The businesses and users looking at these models like the tech, but need it to be financially viable. Solana (and ADA and ETH2) are the frontrunners right now that seem to be capable of making this model financially viable or at least moving us MUCH closer than we were.

Txns at fractions of a cent at scale, widely used by a rapidly increasing number of users and businesses, open a whole world of possibilities for the design and implementation of smart contracts and actually make some of these micro-engagements I described earlier viable.

This is a big part of why Solana is shooting up right now. It's not just aping (although there's plenty of aping). It's that people looking toward future financial incentives, who "get" crypto, are looking for solutions that solve the core problems of the existing protocols.

Laying a bet on Solana (or ADA or ETH2) is making a bet on the future success of this economic model given the factors I've described here whether you realize what you're doing or not.

Right now you might think that crypto seems like a wasteful, useless toy for nerds.

But consider that this is also what computers looked like in 1980 to most people because they were staring at the present landscape and didn't fully grasp how it would evolve to be integrated with all levels of business as a _superior solution_.

"Why would I buy an IBM and pay a monthly fee to a telecom company for a janky and complicated 14.4 modem connection so that I can email my friend when I can just call her instead?"

Good point. But you're not appreciating a future state with this objection.

"Why would anyone have a website or hand their credit card information over to some faceless company you can't even see when they can run away with your payment info? The site is useless anyway."

Yes, true in 1998. Today it's not and seems silly to imagine.

Businesses and users who _do_ get the potential and move in early get to reap the benefits of being early movers in the space and will continue to grow it whether you think it's dumb or not, like the guy making fun of PCs in 1990.

So anyway, this is all why I'm crypto-pilled now. Some of it is just ponzi schemes and aping. But the underlying technology _isn't_ and is poised to rapidly explode and generate entirely new consumer-oriented business models as we work to solve these problems.

Let's look at some of the original comments on this thread: Sai makes a great point about disclosing incentives. FWIW, I'm heavily invested in crypto and particularly in ETH2, ADA, and SOL, plus a bunch of speculative bets. Do your own research, don't just trust what I say.

Jessa makes a good point about the total value of crypto vs other total wealth allocation. This amount is WAY up over the last few years and seems likely to continue to grow. More self-reinforcement via financial incentives.

Rohit makes a good point about resistance from legacy incentives. This is all so new there are absolutely downstream issues and conflicts with existing systems and incentives that aren't immediately visible to everyone. As with any new tech (like the internet) we'll have to solve them for wider adoption.

Sai isn't wrong about it maybe being too early even for value-based investment in the underlying technology of coins that aren't just ponzi schemes. We haven't seen it really work yet.

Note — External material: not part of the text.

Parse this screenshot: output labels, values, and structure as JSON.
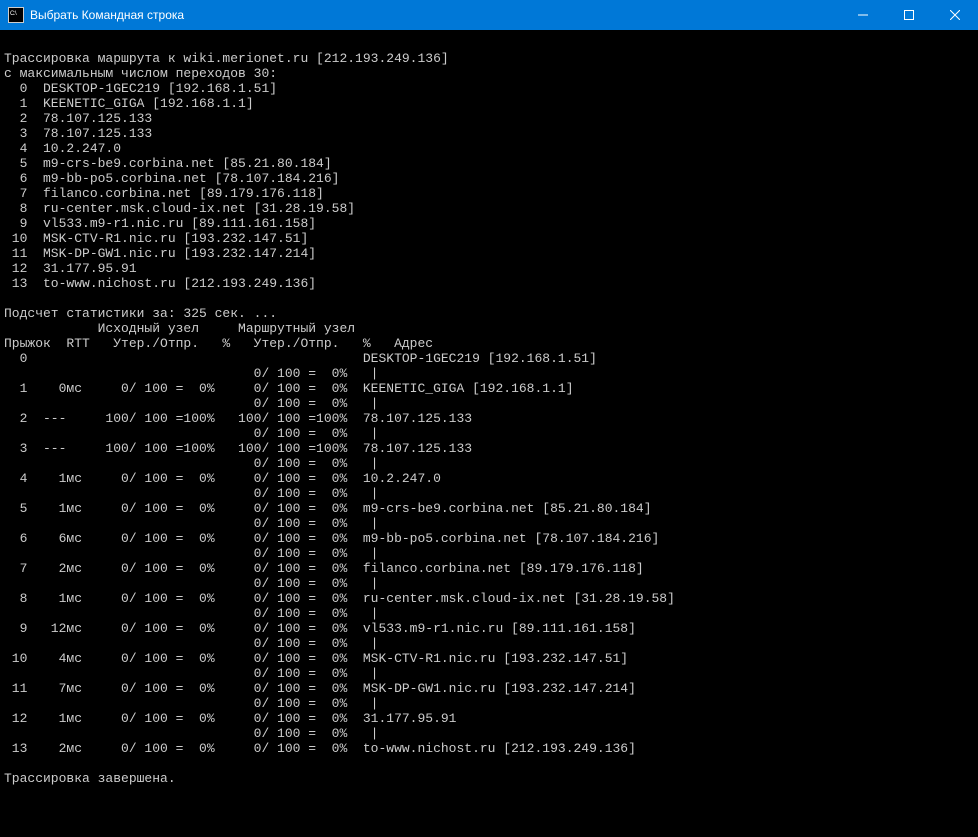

But we're on the precipice of that as a potential!

Charlie is correct that the tax situation is a nightmare right now. But we already have services like Koinly coming out to help ease the burden of tax calculation. This is a big enough problem that solutions will spring up quickly.

A cool thing about blockchains is that solutions can easily be built to calculate your reporting requirements and tax burden if you enter all your wallet addresses.

Today, Paypal eliminates the burden of 1099s for contractors paid through their platform.

I expect that we'll see a LOT of innovation in this space as micro txns become more mainstream that will virtually eliminate this as a burden, and as businesses begin to make money they'll lobby to ease the tax reporting issues because it'll be an adoption barrier for them.

It's true that the signal to noise ratio is REALLY bad right now, which is why threads like this are important so that you understand the potential of what you're aping into and why some coins are better than others as long-term investment vehicles.